Nessa mengerjapkan mata ketika merasakan air mata mulai menggenang di pelupuknya. Bagaimana tidak? Hatinya remuk, melihat ada seseorang lain yang mendapatkan sesuatu yang selalu ia dambakan sejak dulu. Lambaian tangan Haris, tatapan penuh cinta dari Haris, ungkapan-ungkapan rindu dari Haris, juga pelukan hangat dan puk-puk di kepala dari Haris.
“Jangan nangis, Nessa. Orang kayak Haris nggak pantes kamu tangisin.”
Yang bisa Vanessa lakukan hanyalah terus memberi sugesti pada dirinya sendiri. Bahwa Haris tidak pantas ia tangisi, bahwa dirinya lengkap tanpa Haris, dan dirinya bisa melanjutkan hidup tanpa Haris.
“Kamu kenapa nggak makan dulu, sih, Gi?“
“Nggak mauu, nanti kelamaan, Kakk!“
“Astagaa, ya udah ayo makan dulu. Aku temenin!“
Samar-samar Nessa mendengar percakapan Haris dengan kekasihnya. Kalau Nessa tidak salah salah dengar, namanya Anggi. Siapapun itu, Nessa tahu pasti bahwa Anggi adalah seseorang yang tak akan pernah bisa ia kalahkan. Sebab usaha sekeras apapun rasanya tak akan pernah mengalahkan orang yang tepat di waktu yang tepat.

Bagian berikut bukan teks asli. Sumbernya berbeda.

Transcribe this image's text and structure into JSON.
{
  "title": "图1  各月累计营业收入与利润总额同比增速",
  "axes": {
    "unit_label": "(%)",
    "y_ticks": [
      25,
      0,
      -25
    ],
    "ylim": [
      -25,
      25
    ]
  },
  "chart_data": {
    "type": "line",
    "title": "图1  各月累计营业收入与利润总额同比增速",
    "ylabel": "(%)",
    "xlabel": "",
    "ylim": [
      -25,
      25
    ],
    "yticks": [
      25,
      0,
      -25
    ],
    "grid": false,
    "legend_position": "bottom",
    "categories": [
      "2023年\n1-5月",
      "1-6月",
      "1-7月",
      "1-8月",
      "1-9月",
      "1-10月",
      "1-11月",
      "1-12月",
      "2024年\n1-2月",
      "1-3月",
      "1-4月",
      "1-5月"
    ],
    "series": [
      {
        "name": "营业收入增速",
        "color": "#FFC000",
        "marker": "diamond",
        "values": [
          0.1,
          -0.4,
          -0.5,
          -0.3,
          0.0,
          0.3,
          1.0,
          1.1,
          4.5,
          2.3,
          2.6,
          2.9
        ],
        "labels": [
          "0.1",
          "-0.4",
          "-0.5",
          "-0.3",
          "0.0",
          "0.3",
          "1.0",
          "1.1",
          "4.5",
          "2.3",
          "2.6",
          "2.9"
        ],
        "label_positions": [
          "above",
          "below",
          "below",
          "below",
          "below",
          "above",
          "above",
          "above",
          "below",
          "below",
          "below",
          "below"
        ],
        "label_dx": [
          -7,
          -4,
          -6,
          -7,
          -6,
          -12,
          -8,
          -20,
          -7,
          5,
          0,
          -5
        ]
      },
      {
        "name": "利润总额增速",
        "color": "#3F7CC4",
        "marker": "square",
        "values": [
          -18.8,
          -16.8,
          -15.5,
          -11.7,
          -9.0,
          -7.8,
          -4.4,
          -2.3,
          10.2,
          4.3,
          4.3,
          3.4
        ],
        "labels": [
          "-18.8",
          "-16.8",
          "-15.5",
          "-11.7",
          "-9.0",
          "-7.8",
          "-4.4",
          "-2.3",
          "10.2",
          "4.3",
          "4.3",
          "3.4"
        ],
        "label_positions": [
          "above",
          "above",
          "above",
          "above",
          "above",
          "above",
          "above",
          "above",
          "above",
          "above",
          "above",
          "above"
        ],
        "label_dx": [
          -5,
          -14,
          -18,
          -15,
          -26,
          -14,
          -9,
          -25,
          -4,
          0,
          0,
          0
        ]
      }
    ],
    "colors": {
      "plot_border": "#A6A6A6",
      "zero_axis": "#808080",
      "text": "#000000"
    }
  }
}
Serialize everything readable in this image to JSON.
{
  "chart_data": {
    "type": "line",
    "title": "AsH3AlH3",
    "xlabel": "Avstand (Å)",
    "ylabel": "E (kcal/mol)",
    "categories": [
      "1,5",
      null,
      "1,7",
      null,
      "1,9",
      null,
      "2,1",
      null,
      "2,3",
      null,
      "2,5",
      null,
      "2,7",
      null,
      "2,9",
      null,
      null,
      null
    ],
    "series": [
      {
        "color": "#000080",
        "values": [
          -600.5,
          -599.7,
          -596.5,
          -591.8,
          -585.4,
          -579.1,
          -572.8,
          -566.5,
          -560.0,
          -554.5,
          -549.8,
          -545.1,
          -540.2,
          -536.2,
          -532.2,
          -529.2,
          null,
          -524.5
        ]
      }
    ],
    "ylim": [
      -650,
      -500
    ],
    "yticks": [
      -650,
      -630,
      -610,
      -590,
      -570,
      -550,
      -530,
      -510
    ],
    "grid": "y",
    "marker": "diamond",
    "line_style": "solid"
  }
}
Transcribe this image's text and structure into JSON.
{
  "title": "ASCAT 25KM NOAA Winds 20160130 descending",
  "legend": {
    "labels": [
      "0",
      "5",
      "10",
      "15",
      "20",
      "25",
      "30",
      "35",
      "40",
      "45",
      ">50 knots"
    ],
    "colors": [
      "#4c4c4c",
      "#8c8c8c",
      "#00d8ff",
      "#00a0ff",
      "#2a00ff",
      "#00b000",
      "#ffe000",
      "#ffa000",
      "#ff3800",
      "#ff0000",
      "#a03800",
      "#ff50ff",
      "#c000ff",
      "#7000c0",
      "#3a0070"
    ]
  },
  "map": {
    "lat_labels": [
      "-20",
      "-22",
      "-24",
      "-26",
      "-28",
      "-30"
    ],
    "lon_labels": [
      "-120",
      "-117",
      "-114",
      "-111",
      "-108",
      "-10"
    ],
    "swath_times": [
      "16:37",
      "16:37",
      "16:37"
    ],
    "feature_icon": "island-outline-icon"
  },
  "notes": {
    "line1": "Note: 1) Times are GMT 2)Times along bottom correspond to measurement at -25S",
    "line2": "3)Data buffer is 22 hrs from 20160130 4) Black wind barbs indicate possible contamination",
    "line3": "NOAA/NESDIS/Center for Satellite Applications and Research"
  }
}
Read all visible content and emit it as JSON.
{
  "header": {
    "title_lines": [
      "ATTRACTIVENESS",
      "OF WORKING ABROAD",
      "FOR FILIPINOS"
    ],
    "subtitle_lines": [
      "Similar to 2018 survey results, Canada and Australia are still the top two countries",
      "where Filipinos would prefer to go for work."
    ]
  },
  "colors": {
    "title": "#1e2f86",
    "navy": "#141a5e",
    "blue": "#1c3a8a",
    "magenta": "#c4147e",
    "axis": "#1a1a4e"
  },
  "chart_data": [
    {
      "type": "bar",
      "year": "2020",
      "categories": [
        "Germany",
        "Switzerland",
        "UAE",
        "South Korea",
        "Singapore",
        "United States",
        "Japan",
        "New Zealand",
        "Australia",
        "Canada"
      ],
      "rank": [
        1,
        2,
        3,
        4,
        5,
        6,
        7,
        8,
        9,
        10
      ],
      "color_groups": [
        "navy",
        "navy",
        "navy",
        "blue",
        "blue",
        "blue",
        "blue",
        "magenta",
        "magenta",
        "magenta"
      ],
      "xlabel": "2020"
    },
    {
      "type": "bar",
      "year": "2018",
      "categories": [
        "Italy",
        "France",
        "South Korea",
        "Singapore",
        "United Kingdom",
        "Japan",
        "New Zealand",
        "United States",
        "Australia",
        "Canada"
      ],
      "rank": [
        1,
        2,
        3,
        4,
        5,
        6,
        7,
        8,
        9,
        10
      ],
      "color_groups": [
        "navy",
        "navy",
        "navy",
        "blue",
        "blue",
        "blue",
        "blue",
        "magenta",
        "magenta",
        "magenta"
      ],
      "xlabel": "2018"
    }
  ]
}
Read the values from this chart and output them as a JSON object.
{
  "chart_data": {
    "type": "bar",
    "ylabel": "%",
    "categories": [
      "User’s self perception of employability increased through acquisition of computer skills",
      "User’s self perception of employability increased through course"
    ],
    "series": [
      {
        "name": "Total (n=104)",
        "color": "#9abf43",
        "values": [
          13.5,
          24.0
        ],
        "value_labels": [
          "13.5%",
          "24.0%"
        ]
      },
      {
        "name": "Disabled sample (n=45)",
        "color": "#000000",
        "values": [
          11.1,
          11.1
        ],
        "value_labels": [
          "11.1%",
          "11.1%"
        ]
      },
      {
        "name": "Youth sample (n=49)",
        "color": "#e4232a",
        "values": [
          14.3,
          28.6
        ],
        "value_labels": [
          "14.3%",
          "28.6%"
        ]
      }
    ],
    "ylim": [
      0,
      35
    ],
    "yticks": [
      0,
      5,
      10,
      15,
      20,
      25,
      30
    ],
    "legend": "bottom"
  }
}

Nessa masih memandangi Haris dan Anggi yang menjauh. Serta bagaimana tangan keduanya bertautan, bagaimana Haris menukar posisi berjalan agar Anggi tetap aman, bagaimana Haris menjahili pujaan hatinya dengan mencengkram kepalanya gemas dengan satu tangan—Vanessa mengerti sekarang. Haris jelas menemukan peran yang harus ia isi dalam hidup Anggi. Peran yang Haris bilang, tak akan pernah ia temukan dalam hidup Vanessa.
Mungkin Haris benar, Vanessa harusnya meninggalkan Haris sejak lulus SMP. Sebab pemuda itu pun benar-benar melakukannya. Hari ini Vanessa resmi menyerah. Ia benar-benar bertekad untuk meninggalkan Haris di tempatnya berdiri, dan tak lagi membawa memori perihal pemuda itu di dalam hati dan pikirannya.
Pun, Nessa mengucapkan selamat pada seseorang yang berhasil memenangkan hati Haris— . . . . . . . —yang tak akan pernah menjadi miliknya. Sampai kapanpun.